Craig Jonathan WARNER, Appellant v. The STATE of Texas.
Nos. PD-1680-05, PD-1681-05.
-- February 13, 2008
Scott K. Stevens, Harker Heights, for Appellant.Larry W. Allison, District Attorney, Lampasas, Jeffrey L. Van Horn, State's Atty., Austin, for State.
A jury convicted the appellant of two offenses of aggravated sexual assault of a child. The appellant claimed on appeal that error in the jury charge permitted the jury to convict him on less than a unanimous verdict. The Third Court of Appeals affirmed, finding error but holding that the appellant had not been egregiously harmed.1 On petition to this Court, the appellant challenges the Court of Appeals' harm analysis. We vacate and remand.
The appellant was indicted for acts against two girls (his stepdaughter and her cousin) occurring over the course of a weekend. The two indictments were identical, and each contained two counts. The State later abandoned the second count in each indictment. Count One charged the appellant with aggravated sexual assault 2 in three paragraphs, which alleged that on or about March 23, 2003, the appellant:
did then and there intentionally or knowingly cause the penetration of the female sexual organ of [victim], a child younger than 14 years of age who was not the spouse of said defendant by inserting defendant's finger,
Paragraph Two: did then and there intentionally or knowingly cause the sexual organ of [victim] a child younger than 14 years of age who was not the spouse of said defendant to contact the mouth of defendant,
Paragraph Three: did then and there intentionally or knowingly cause the anus of [victim], a child younger than 14 years of age who was not the spouse of said defendant to contact the sexual organ of the defendant.

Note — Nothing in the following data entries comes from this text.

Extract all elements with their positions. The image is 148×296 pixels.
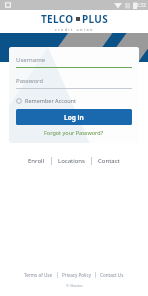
staticText: 2:32 (136, 2, 146, 9)
button[interactable]: Terms of Use (20, 270, 57, 280)
staticText: Contact Us (100, 272, 124, 278)
staticText: Forgot your Password? (44, 129, 104, 136)
button[interactable]: Privacy Policy (58, 270, 95, 280)
button[interactable]: Contact Us (96, 270, 128, 280)
staticText: Locations (58, 157, 85, 165)
staticText: TELCO (41, 12, 74, 26)
button[interactable]: Log in (16, 109, 132, 125)
button[interactable]: Remember Account (16, 97, 132, 104)
staticText: credit union (55, 27, 94, 32)
staticText: Remember Account (25, 97, 77, 104)
staticText: Terms of Use (24, 272, 53, 278)
button[interactable]: Contact (92, 155, 126, 167)
staticText: Password (16, 77, 44, 85)
staticText: Username (16, 56, 46, 64)
staticText: PLUS (82, 12, 108, 26)
button[interactable]: Enroll (22, 155, 51, 167)
button[interactable]: Forgot your Password? (16, 129, 132, 136)
staticText: Contact (98, 157, 120, 165)
staticText: Enroll (28, 157, 45, 165)
button[interactable]: Username (16, 56, 132, 68)
staticText: Privacy Policy (62, 272, 91, 278)
button[interactable]: Locations (52, 155, 91, 167)
staticText: Log in (64, 113, 84, 122)
button[interactable]: Password (16, 77, 132, 89)
staticText: © Shastec (66, 283, 83, 288)
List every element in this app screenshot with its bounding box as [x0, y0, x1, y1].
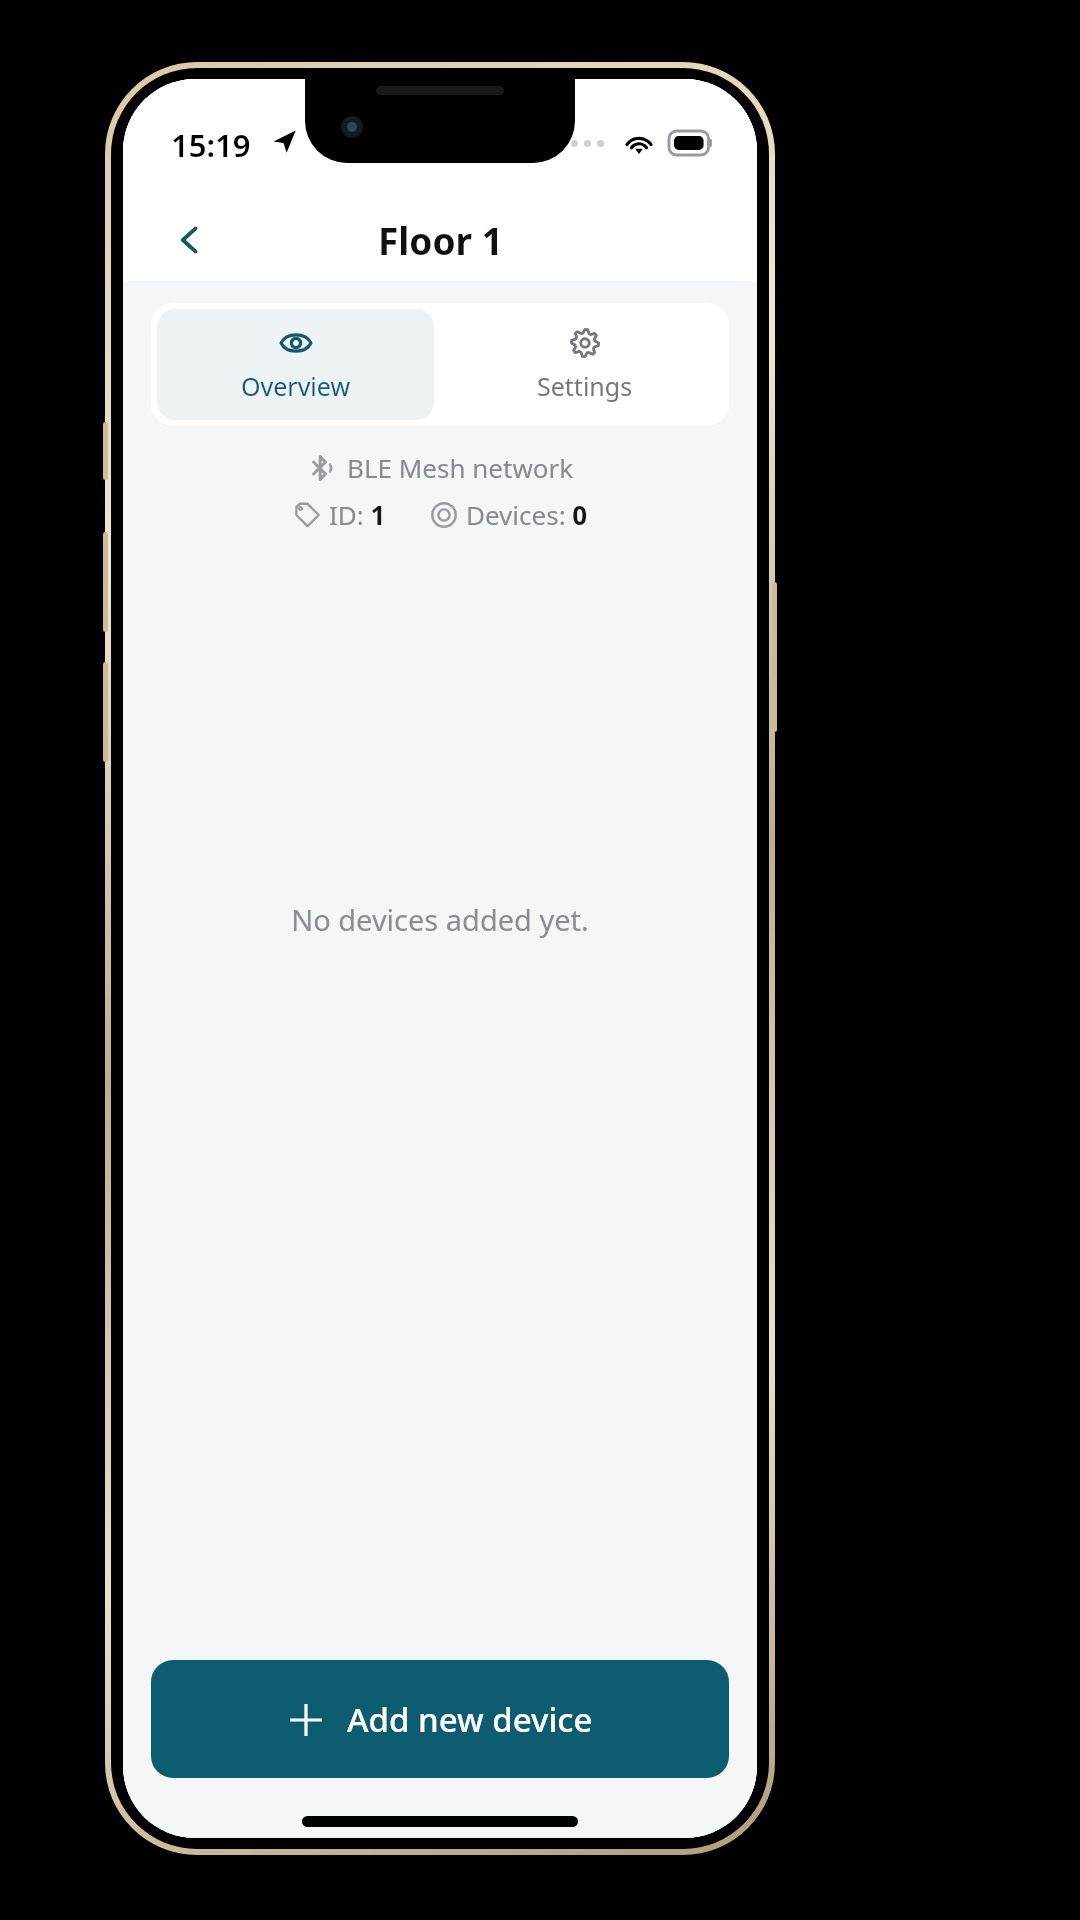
staticText: Devices: 0: [466, 497, 588, 532]
staticText: No devices added yet.: [291, 900, 589, 939]
staticText: Overview: [241, 369, 351, 403]
button[interactable]: Add new device: [151, 1660, 729, 1778]
button[interactable]: Overview: [157, 309, 434, 420]
staticText: BLE Mesh network: [347, 450, 574, 485]
staticText: 15:19: [171, 124, 251, 166]
staticText: Floor 1: [378, 215, 503, 265]
staticText: Settings: [537, 369, 633, 403]
button[interactable]: Back: [159, 209, 221, 271]
staticText: Add new device: [347, 1697, 593, 1742]
staticText: ID: 1: [329, 497, 386, 532]
button[interactable]: Settings: [440, 303, 729, 426]
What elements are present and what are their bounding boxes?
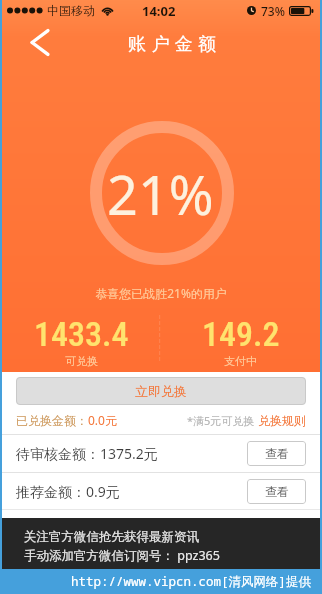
staticText: 恭喜您已战胜21%的用户 [2, 285, 320, 301]
button[interactable]: 立即兑换 [16, 377, 306, 405]
staticText: 推荐金额：0.9元 [16, 482, 120, 501]
button[interactable]: 查看 [247, 479, 306, 504]
staticText: 已兑换金额： [16, 413, 88, 428]
staticText: 关注官方微信抢先获得最新资讯 [24, 529, 199, 545]
staticText: 0.0元 [88, 412, 117, 428]
staticText: 账户金额 [128, 33, 222, 56]
button[interactable]: 查看 [247, 441, 306, 466]
staticText: 可兑换 [65, 354, 98, 368]
staticText: 手动添加官方微信订阅号： ppz365 [24, 547, 220, 564]
staticText: 73% [261, 3, 285, 19]
staticText: 支付中 [224, 354, 257, 368]
staticText: 查看 [265, 446, 289, 461]
staticText: 待审核金额：1375.2元 [16, 444, 158, 463]
staticText: 立即兑换 [135, 383, 187, 399]
button[interactable]: 推荐金额：0.9元 [2, 473, 320, 510]
button[interactable]: Back [2, 21, 48, 65]
staticText: 1433.4 [34, 314, 129, 354]
button[interactable]: 兑换规则 [258, 413, 306, 428]
staticText: 查看 [265, 484, 289, 499]
staticText: 14:02 [142, 2, 176, 20]
staticText: http://www.vipcn.com[清风网络]提供 [71, 573, 312, 590]
staticText: *满5元可兑换 [187, 413, 255, 428]
staticText: 21% [107, 157, 214, 231]
staticText: 149.2 [202, 314, 280, 354]
button[interactable]: 待审核金额：1375.2元 [2, 435, 320, 472]
staticText: 兑换规则 [258, 413, 306, 428]
staticText: 中国移动 [47, 3, 95, 18]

The appellant pleaded not guilty to the two offenses, and the two causes were tried to a jury in a single trial. The jury charge set out the law, in pertinent part, as follows:
Our law provides that a person commits the offense of aggravated sexual assault of a child if he intentionally or knowingly causes penetration of the female sexual organ by any means or causes the anus of a child under 14 years of age to contact the sexual organ of another person; or causes the sexual organ of a child under 14 years of age to contact the mouth of another person, including the actor and the child is not the spouse of the person committing the offense.
The jury charge also included the following application paragraph for the first victim:
Now if you find from the evidence beyond a reasonable doubt that on or about the 23rd day of March, 2003 in Lampasas County, Texas the defendant, CRAIG JONATHAN WARNER, did then and there intentionally or knowingly cause the penetration of the female sexual organ of [victim 1], a child younger than 14 years of age, who was not the spouse of said defendant by inserting defendant's finger or cause the sexual organ of [victim 1] to contact the defendant's mouth, or did then and there intentionally or knowingly cause the anus of [victim 1] who was not the spouse of the defendant to contact the sexual organ of the defendant, then you will find the defendant guilty of aggravated sexual assault and so say by your verdict, but if you do not so believe, or if you have a reasonable doubt thereof, you will acquit the defendant of the offense of aggravated sexual assault and say by your verdict “Not Guilty” of said offense.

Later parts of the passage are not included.